November 1, 2016 - 21:46
Binh's father's voice seems to function much like a haunting, appearing throughtout the novel in almost a ghostly manner as Binh attempts to make a life for himself in France. I'm interested in exploring the ways in which this haunting might function to drive Binh forward--to make some sort of change--as the ghost does to her host in Beloved.
The Old Man is not really dead--or at least, not until later on in the narrative, when Binh's brother reaches out, asking him to return home to say goodbye. However, he has essentially told Binh that he is dead to him, not his son at least, and exiles him. This haunting allows Binh to make the Old Man "dead" to him as well, while he is very much alive. In fact, it is the live Old Man who "drives Binh forward" in the first place, bullying him and ultimately forcing him to leave. However, their relationship is far more complicated, as is always the case with haunting--although the ghost of the Old Man pressures Binh to push himself and refuse the ridicule imposed upon him, this hatred has also been internalized, and limits Binh all at once. At the same time as he refuses the words running through his head, Binh believes to a certain extent that his father can see things more clearly than he can himself, and feels deeply shameful:
"Do not bother chiming in, Old Man. I do not have to listen to your god anymore. Sad, though, how I can always anticipate both of your condemnations, that they have become second nature to me [. . .] 'Well, well well. It looks like I was right all along. Whores do become cooks on boats. You pathetic piece of shit. I knew you would amount to nothing, but I would have never guessed that you would amount to even less. For once, you have exceeded my expectation. My oldest son, the sous chef, and now you, the whore.' The Old Man, being dead and thus clairvoyant, confirms my worst suspicions" (Truong 83).
So it is of course quite jarring for Binh to be forced to remember that this ghost, whose harsh words he has internalized, is still, in fact, alive.
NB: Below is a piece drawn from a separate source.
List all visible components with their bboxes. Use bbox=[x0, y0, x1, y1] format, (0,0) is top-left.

As he expresses: "Yes, I am afraid, the Old Man is still very much alive. Forgive me if it has been easier for me to think of him as deceased" (229).
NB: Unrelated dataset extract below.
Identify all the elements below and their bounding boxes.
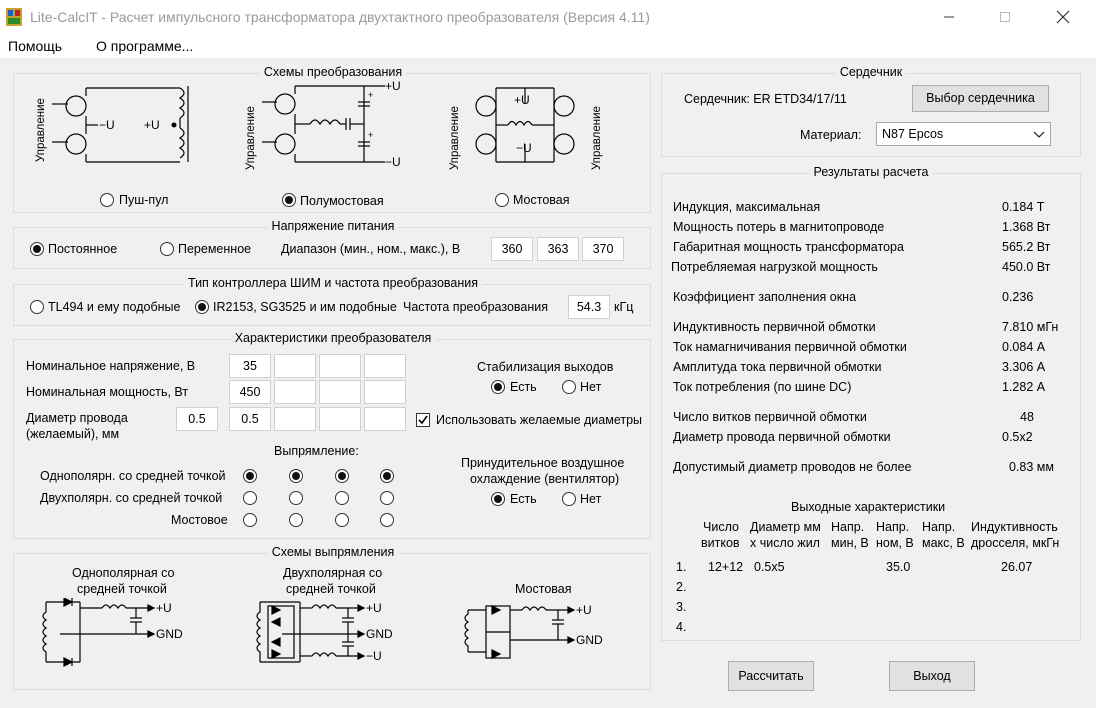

In presenting Binh's haunting, Truong makes exceedingly clear how much Binh must divide himself between his identities, proudly presenting one and hiding others, in order to find (partial) acceptance. Living in France with Stein and Toklas, he must cling to his identity as a cook (which they value and appreciate about him, amidst taunts about his name and language). Staying with his lover on the weekends, Binh is of course openly queer, and feels affirmed in his sexuality, but his race and culture must be downplayed in order for him to feel (partially) acknowledged and (partially) accepted (and given that he is technically taken on by Sweet Sunday Man as a cook for private parties, the racial dynamics are of course, complicated and problematic from the jump). Perhaps Binh insists upon accepting the Old Man's tale that he is not truly his biological father so that his father's violent rejection of his queerness (and subsequent exile) will not mean a true exile--will not force him to associate his home with violence to his identity. He ponders:
"Whose version of the story should I believe? That my dear mother had a lover, who was her scholar-prince if only for a short while, who gave her shadow-graced embraces, who left her with me, her last son. Or that the Old Man is my father and that in spite of that fact he stood in front of his house, one that I will never again see, and he lied to me so that he could see me dead inside" (229-30).
Binh escaped his father, and in doing so, was exiled from his home--however, in choosing to ghost the Old Man, he can instead believe a different story, one which reassures him that his father is not where he comes from. Instead, Binh can come from a place he thinks of fondly, from a mother he loves, and from a home where he might find his scholar-prince (thus reconciling his queer identity with his homeland).